Она так и не появилась в этот день.
Но скучать Ласкару не пришлось.
Раздался звонок, хлопнула дверь, и приятный баритон известил хозяина о приходе Ганса Хеллера.
Хеллер заметил, что Долли рассеян, что его обязанность как гостя и друга расшевелить физика, и поэтому предложил прогуляться и поужинать в ресторане.
– Как ты на это смотришь, старина? Пригласим Памелу, позвоним Карелу и его супруге и устроим отличный ужин, а?

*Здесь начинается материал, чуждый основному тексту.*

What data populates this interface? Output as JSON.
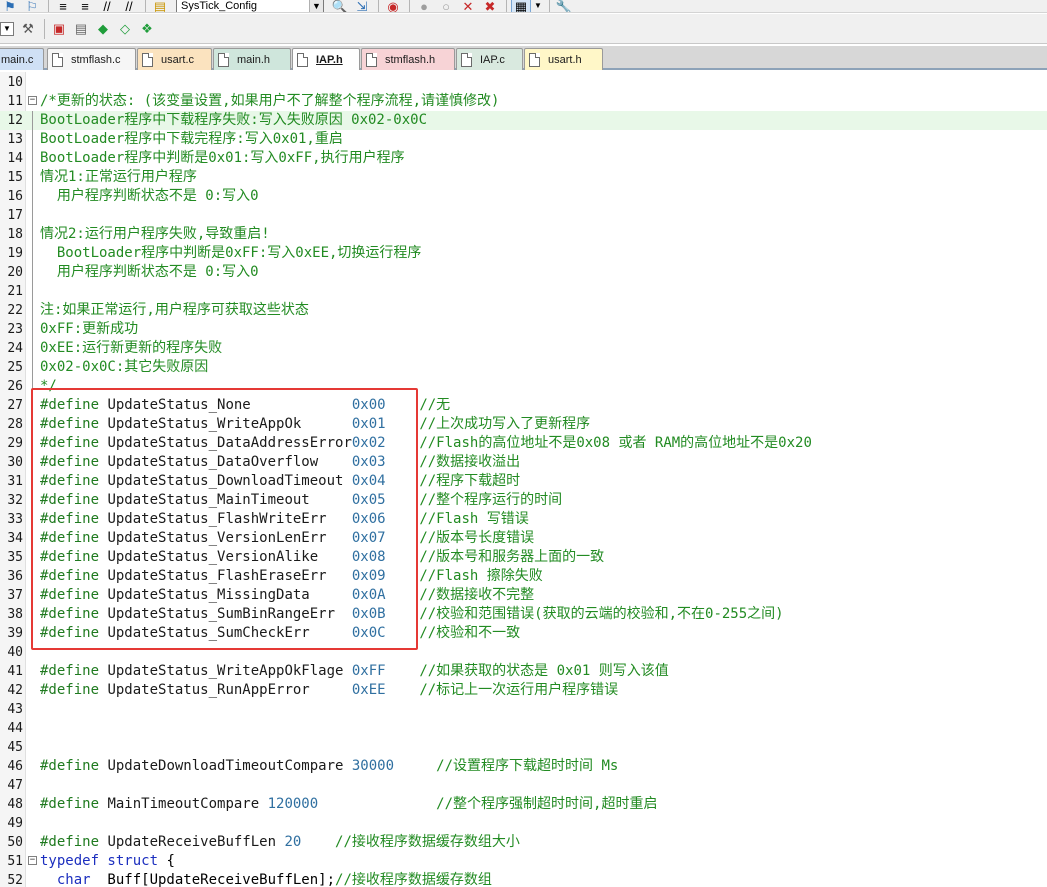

Ласкар кивнул довольно безразлично. Хеллер уселся поближе к телефону и позвонил Карелу. Биолог поблагодарил и… отказался: очень занят.
– Черт возьми!
– Хеллер с сердцем бросил трубку.
– Хорошо, тогда мы втроем…
Комната Памелы оказалась закрытой. На стук никто не ответил. Совсем обескураженный, Хеллер пробормотал:
– Это уж слишком!
Когда мужчины выходили из дома, служанка окликнула хозяина. Он извинился перед гостем и вернулся.
– Что такое?
Служанка показала на дверь Памелы. Половинка была чуть приоткрыта. Доктор Гривс стояла за дверью.
– Я не хочу идти, - тихо сказала она.
– Пожалуйста, будьте осторожны с Хеллером, я вас прошу.
Когда Ласкар вернулся, Хеллер сразу заметил, что друг его повеселел. Он даже чуть-чуть улыбался.